High-volume production of basestations brings economies of scale: and the relentless progress of technology towards reference designs, third-party software and standardized chips (system on chip, or SoC) drives down costs dramatically. So both OpEx and CapEx trends favour the widespread deployment of a dense network of small cells.

Utilising small cells to support the macro network can deliver high data rates to subscribers without requiring hugely expensive investment in new base stations. However this move to small cells represents a highly disruptive change for operators and equipment suppliers alike: it enables new business models, but also requires a dramatic change of thinking.
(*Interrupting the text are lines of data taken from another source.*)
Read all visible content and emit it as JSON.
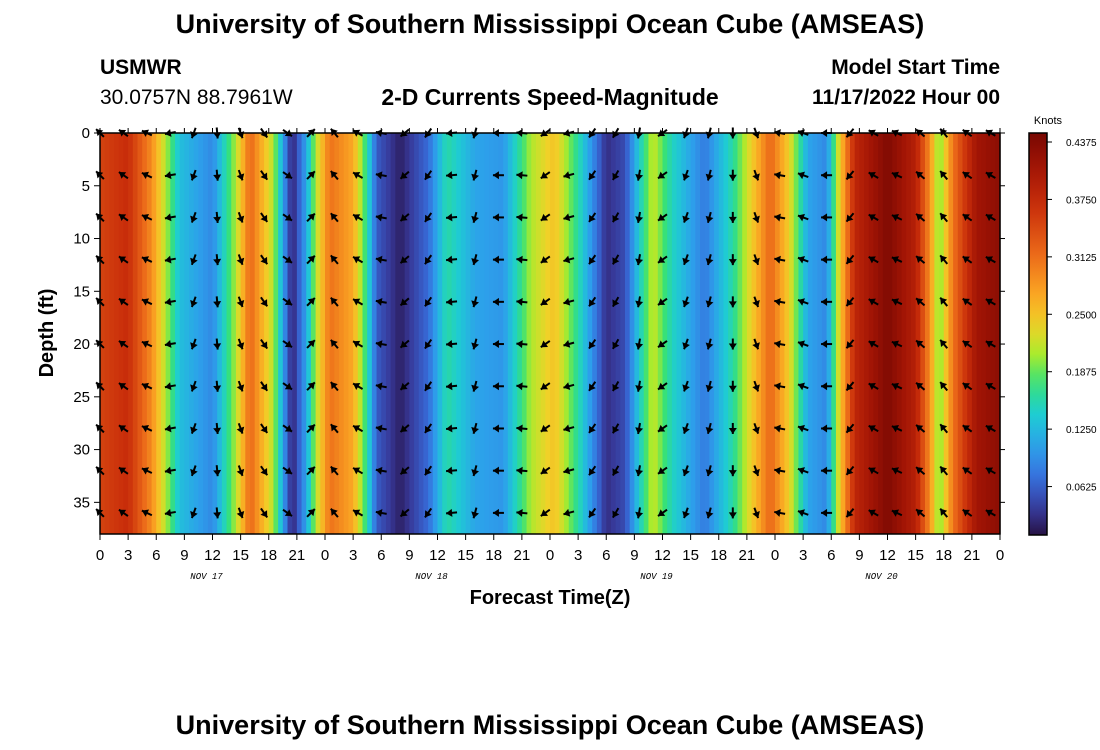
{
  "header": {
    "title": "University of Southern Mississippi Ocean Cube (AMSEAS)",
    "station": "USMWR",
    "coords": "30.0757N  88.7961W",
    "chart_title": "2-D Currents Speed-Magnitude",
    "model_start_label": "Model Start Time",
    "model_start_value": "11/17/2022 Hour 00"
  },
  "footer": {
    "title": "University of Southern Mississippi Ocean Cube (AMSEAS)"
  },
  "colors": {
    "background": "#ffffff",
    "arrow": "#000000"
  },
  "chart_data": {
    "type": "heatmap",
    "title": "2-D Currents Speed-Magnitude",
    "xlabel": "Forecast Time(Z)",
    "ylabel": "Depth (ft)",
    "xlim": [
      0,
      96
    ],
    "ylim": [
      0,
      38
    ],
    "x_tick_labels": [
      "0",
      "3",
      "6",
      "9",
      "12",
      "15",
      "18",
      "21",
      "0",
      "3",
      "6",
      "9",
      "12",
      "15",
      "18",
      "21",
      "0",
      "3",
      "6",
      "9",
      "12",
      "15",
      "18",
      "21",
      "0",
      "3",
      "6",
      "9",
      "12",
      "15",
      "18",
      "21",
      "0"
    ],
    "date_labels": [
      {
        "label": "NOV 17",
        "hour": 12
      },
      {
        "label": "NOV 18",
        "hour": 36
      },
      {
        "label": "NOV 19",
        "hour": 60
      },
      {
        "label": "NOV 20",
        "hour": 84
      }
    ],
    "y_ticks": [
      0,
      5,
      10,
      15,
      20,
      25,
      30,
      35
    ],
    "colorbar": {
      "label": "Knots",
      "range": [
        0,
        0.4375
      ],
      "ticks": [
        "0.4375",
        "0.3750",
        "0.3125",
        "0.2500",
        "0.1875",
        "0.1250",
        "0.0625"
      ],
      "tick_values": [
        0.4375,
        0.375,
        0.3125,
        0.25,
        0.1875,
        0.125,
        0.0625
      ]
    },
    "speed_by_hour": [
      {
        "hour": 0,
        "speed": 0.34
      },
      {
        "hour": 3,
        "speed": 0.36
      },
      {
        "hour": 5.5,
        "speed": 0.28
      },
      {
        "hour": 7,
        "speed": 0.2
      },
      {
        "hour": 8.5,
        "speed": 0.12
      },
      {
        "hour": 12,
        "speed": 0.08
      },
      {
        "hour": 14.5,
        "speed": 0.2
      },
      {
        "hour": 16,
        "speed": 0.31
      },
      {
        "hour": 18.5,
        "speed": 0.2
      },
      {
        "hour": 19.5,
        "speed": 0.1
      },
      {
        "hour": 20.5,
        "speed": 0.01
      },
      {
        "hour": 22,
        "speed": 0.1
      },
      {
        "hour": 23,
        "speed": 0.2
      },
      {
        "hour": 24.5,
        "speed": 0.3
      },
      {
        "hour": 27,
        "speed": 0.26
      },
      {
        "hour": 28.5,
        "speed": 0.15
      },
      {
        "hour": 29.5,
        "speed": 0.05
      },
      {
        "hour": 32,
        "speed": 0.01
      },
      {
        "hour": 35,
        "speed": 0.06
      },
      {
        "hour": 37,
        "speed": 0.15
      },
      {
        "hour": 40,
        "speed": 0.1
      },
      {
        "hour": 43,
        "speed": 0.09
      },
      {
        "hour": 46,
        "speed": 0.2
      },
      {
        "hour": 48.5,
        "speed": 0.24
      },
      {
        "hour": 51,
        "speed": 0.15
      },
      {
        "hour": 54,
        "speed": 0.02
      },
      {
        "hour": 56,
        "speed": 0.04
      },
      {
        "hour": 57.5,
        "speed": 0.13
      },
      {
        "hour": 59,
        "speed": 0.21
      },
      {
        "hour": 61,
        "speed": 0.14
      },
      {
        "hour": 64.5,
        "speed": 0.07
      },
      {
        "hour": 67.5,
        "speed": 0.15
      },
      {
        "hour": 69.5,
        "speed": 0.23
      },
      {
        "hour": 71.5,
        "speed": 0.31
      },
      {
        "hour": 73.5,
        "speed": 0.23
      },
      {
        "hour": 75.5,
        "speed": 0.1
      },
      {
        "hour": 77.5,
        "speed": 0.08
      },
      {
        "hour": 79,
        "speed": 0.24
      },
      {
        "hour": 80.5,
        "speed": 0.37
      },
      {
        "hour": 84,
        "speed": 0.43
      },
      {
        "hour": 87,
        "speed": 0.38
      },
      {
        "hour": 88.5,
        "speed": 0.28
      },
      {
        "hour": 89.5,
        "speed": 0.18
      },
      {
        "hour": 91,
        "speed": 0.3
      },
      {
        "hour": 93.5,
        "speed": 0.4
      },
      {
        "hour": 96,
        "speed": 0.42
      }
    ],
    "arrow_depths": [
      0,
      4,
      8,
      12,
      16,
      20,
      24,
      28,
      32,
      36
    ],
    "arrow_directions_deg": [
      {
        "hour": 0,
        "deg": 315
      },
      {
        "hour": 2.5,
        "deg": 305
      },
      {
        "hour": 5,
        "deg": 295
      },
      {
        "hour": 7.5,
        "deg": 260
      },
      {
        "hour": 10,
        "deg": 200
      },
      {
        "hour": 12.5,
        "deg": 175
      },
      {
        "hour": 15,
        "deg": 160
      },
      {
        "hour": 17.5,
        "deg": 145
      },
      {
        "hour": 20,
        "deg": 125
      },
      {
        "hour": 22.5,
        "deg": 45
      },
      {
        "hour": 25,
        "deg": 320
      },
      {
        "hour": 27.5,
        "deg": 300
      },
      {
        "hour": 30,
        "deg": 280
      },
      {
        "hour": 32.5,
        "deg": 230
      },
      {
        "hour": 35,
        "deg": 215
      },
      {
        "hour": 37.5,
        "deg": 265
      },
      {
        "hour": 40,
        "deg": 195
      },
      {
        "hour": 42.5,
        "deg": 270
      },
      {
        "hour": 45,
        "deg": 275
      },
      {
        "hour": 47.5,
        "deg": 235
      },
      {
        "hour": 50,
        "deg": 255
      },
      {
        "hour": 52.5,
        "deg": 215
      },
      {
        "hour": 55,
        "deg": 210
      },
      {
        "hour": 57.5,
        "deg": 190
      },
      {
        "hour": 60,
        "deg": 235
      },
      {
        "hour": 62.5,
        "deg": 200
      },
      {
        "hour": 65,
        "deg": 195
      },
      {
        "hour": 67.5,
        "deg": 180
      },
      {
        "hour": 70,
        "deg": 160
      },
      {
        "hour": 72.5,
        "deg": 280
      },
      {
        "hour": 75,
        "deg": 290
      },
      {
        "hour": 77.5,
        "deg": 270
      },
      {
        "hour": 80,
        "deg": 220
      },
      {
        "hour": 82.5,
        "deg": 300
      },
      {
        "hour": 85,
        "deg": 295
      },
      {
        "hour": 87.5,
        "deg": 310
      },
      {
        "hour": 90,
        "deg": 320
      },
      {
        "hour": 92.5,
        "deg": 305
      },
      {
        "hour": 95,
        "deg": 300
      }
    ]
  }
}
The major challenge with LTE is migrating from the current infrastructure and how best to support this. This migration is something that operators across the world are doing already, installing LTE base stations in existing 3G locations because it’s a quick, easy, and cheap way to achieve broad coverage. However, operators are starting to realize that simply providing wide coverage isn’t going to be enough to support the required demands. Small cells are instead needed to support the macro network, with targeted femtocell deployments in specific enterprise, rural and residential areas. In fact ABI has forecast that by 2014 shipments for LTE femtocells will reach 20 million annually, with most LTE femtocells supporting 3G in multimode.

There is also an opportunity for WiMAX providers to use femtocells to make the move to LTE. Many WiMAX infrastructure providers have shown strong interest in expanding their product portfolio to address the LTE opportunity as an ‘addition to’ rather than an ‘instead of’ approach. This will allow their operator customers to expand their market potential by adding LTE capabilities. Small cells are therefore a great way for infrastructure vendors to approach operators to break into the LTE market.
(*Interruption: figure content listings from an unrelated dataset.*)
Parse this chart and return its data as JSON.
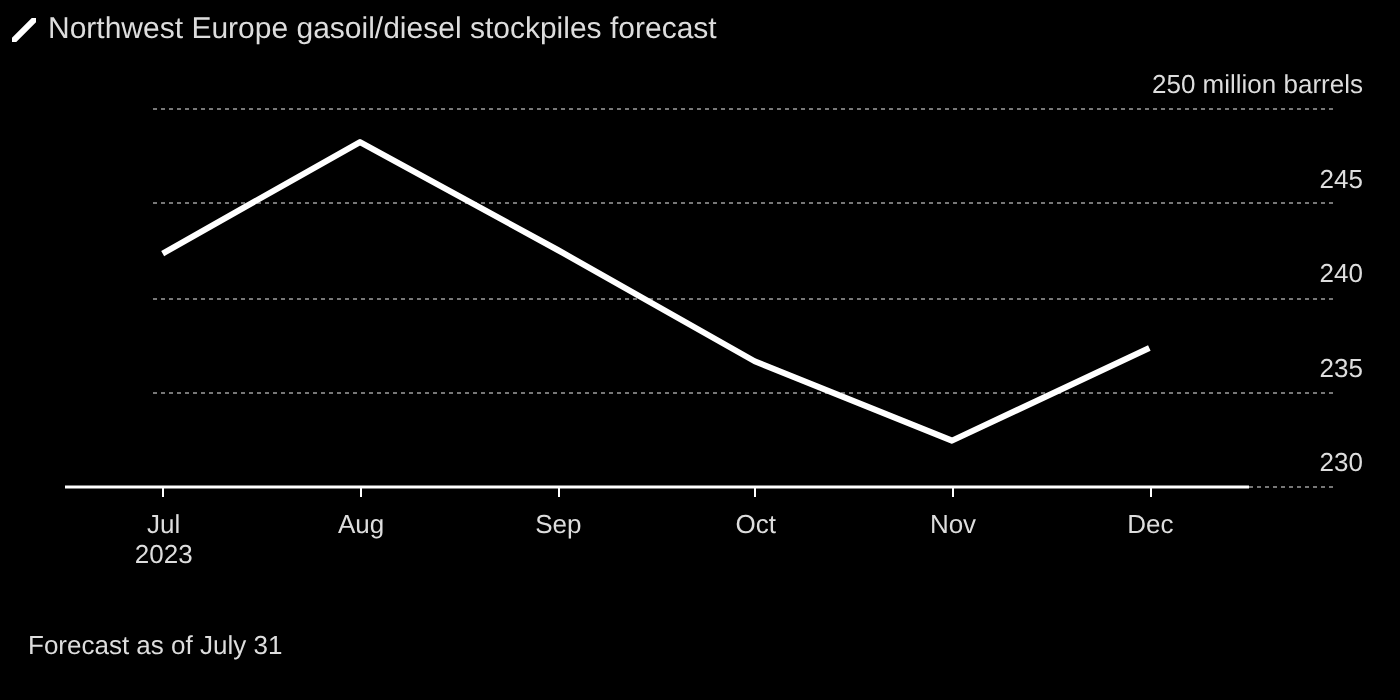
{
  "chart_data": {
    "type": "line",
    "title": "Northwest Europe gasoil/diesel stockpiles forecast",
    "annotations": [
      "Forecast as of July 31"
    ],
    "categories": [
      "Jul\n2023",
      "Aug",
      "Sep",
      "Oct",
      "Nov",
      "Dec"
    ],
    "series": [
      {
        "color": "#ffffff",
        "values": [
          242.3,
          248.2,
          242.5,
          236.6,
          232.4,
          237.3
        ]
      }
    ],
    "ylim": [
      230,
      250
    ],
    "yticks": [
      230,
      235,
      240,
      245,
      {
        "value": 250,
        "label": "250 million barrels"
      }
    ],
    "grid": "y",
    "marker": "none",
    "line_style": "solid"
  }
}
The next question for a vendor, therefore, is whether to develop small cell technology in-house, or look to buy it in. Fortunately, telecom infrastructure industry standards have evolved to the point where it is no longer necessary for network equipment providers to design, build, or even integrate systems in-house. In fact, with network element functionality progressing to the point of being innovative application software hosted on a standards-based platform, the strategic rationale for an equipment provider to build its own set of femtocell devices is actually declining quickly.

Instead, infrastructure vendors can focus in-house resources on unique value add – in other words, on application development – and turn to the telecom ecosystem for complete, standards-based femtocell development systems on which the applications are run. A good example of this is the LTE reference design developed jointly by picoChip and Continuous Computing. This will help accelerate time to market for product developers, femtocell access point manufacturers, network equipment vendors and operators. The reference design is the industry’s first to include the LTE modem (PHY), radio frequency (RF) and packet processors, protocol software, intelligent router functionality and a complete Evolved Packet Core (EPC) simulator. It is an excellent way to accelerate and de-risk development so that a large team or upfront investment is not needed; and it allows WiMAX vendors to migrate to LTE with minimal risk and avoid duplicating effort already spent on WiMAX development.

The future of the cellular industry is without doubt one based on LTE. With more tablet devices and smartphones being released every month, wireless networks simply have to evolve and adapt in order to deliver the services that customers want. Small cells will enable this shift, not only providing coverage in congested areas such a stations and city centres, but giving those with existing 3G infrastructure a cost-effective way of upgrading their networks, and opening up the market to WiMAX vendors without risking extensive and heavy investment.